More decentralized trials: Decentralized and hybrid trial models are reshaping the patient experience and broadening access to research. Increasingly, patients can participate through home visits, telehealth appointments, and virtual check-ins rather than traveling to centralized research facilities. These approaches reduce burden on participants while generating highly data-rich insights across diverse populations and disease states. As this model matures, success will depend on strong operational support, seamless data flows, and consistent data quality across distributed settings.
How Omega Healthcare can help
As clinical trials become more decentralized, data-rich, and operationally complex, success increasingly depends on having the right combination of people, process, and technology behind the scenes.

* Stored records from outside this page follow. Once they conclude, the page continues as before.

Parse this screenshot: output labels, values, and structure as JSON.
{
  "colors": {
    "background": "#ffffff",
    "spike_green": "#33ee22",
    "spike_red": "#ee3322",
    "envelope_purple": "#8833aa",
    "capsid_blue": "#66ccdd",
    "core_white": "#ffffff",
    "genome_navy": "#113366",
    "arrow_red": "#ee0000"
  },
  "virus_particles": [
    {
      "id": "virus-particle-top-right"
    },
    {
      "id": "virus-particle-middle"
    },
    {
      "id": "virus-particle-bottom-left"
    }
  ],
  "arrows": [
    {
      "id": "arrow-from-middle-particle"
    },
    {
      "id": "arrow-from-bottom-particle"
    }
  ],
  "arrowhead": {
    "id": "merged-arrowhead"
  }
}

Omega Healthcare supports clinical trials, real-world data initiatives, and registries by addressing the operational challenges that most often delay or derail research. Trials frequently fail due to inconsistent data, staffing shortages, missed timelines, and lack of audit-ready processes. Omega Healthcare was built to solve those problems, helping research teams keep trials on track and bring therapies to market faster.
CurateIQ: Omega Healthcare’s CurateIQ platform bridges the gap between having large volumes of data and having data that is actually usable for research, regulatory submission, and AI initiatives. CurateIQ transforms raw, unstructured clinical data into research-ready, FDA-grade datasets held to 95% or greater accuracy. This work is performed by a large team of physicians, nurses, oncology specialists, and domain experts, with AI layered in to enhance, not replace, clinical expertise. The result is faster drug development, fewer downstream corrections, and data that is repeatable, auditable, and trustworthy. Importantly, Omega Healthcare does not retain rights to or copies of any data it touches; its role is purely to curate and structure data to meet each client’s specific needs, without data hoarding or resale.
AbstractIQ: In parallel, Omega Healthcare’s AbstractIQ and registry services help health systems meet growing compliance, reporting, and accreditation demands. Omega Healthcare’s registry experts and certified Oncology Data Specialists (ODS) manage organization-specific, centralized, and state-mandated registries, equipping clients with ODS-certified registrars to handle everything from case finding and abstraction to quality audits, outcomes reporting, and surveys. This support reduces backlogs, improves data quality, and ensures regulatory timelines are met across cancer, trauma, stroke, chest pain, bone marrow, and other registries. By integrating registry management with broader research and data curation services, Omega Healthcare enables health systems to reduce operational burden while strengthening the foundation for clinical trials and real-world research.
Together, CurateIQ and AbstractIQ help organizations turn data chaos into clarity — supporting cleaner data, stronger trials, and more equitable access to research across both academic and community-based settings.
Conclusion
In 2026, clinical trials will be defined by scale, complexity, and opportunity. Exploding data volumes, the rise of wearables, and the shift toward decentralized models are expanding what is possible, but only if data is clean, structured, and trustworthy.
Real-world data and AI are no longer abstract concepts; they are practical tools that can improve access, accelerate timelines, and strengthen scientific validity when applied thoughtfully. Organizations that invest now in data quality, operational infrastructure, and patient-centric approaches will be best positioned to run more inclusive, efficient, and impactful trials in the years ahead.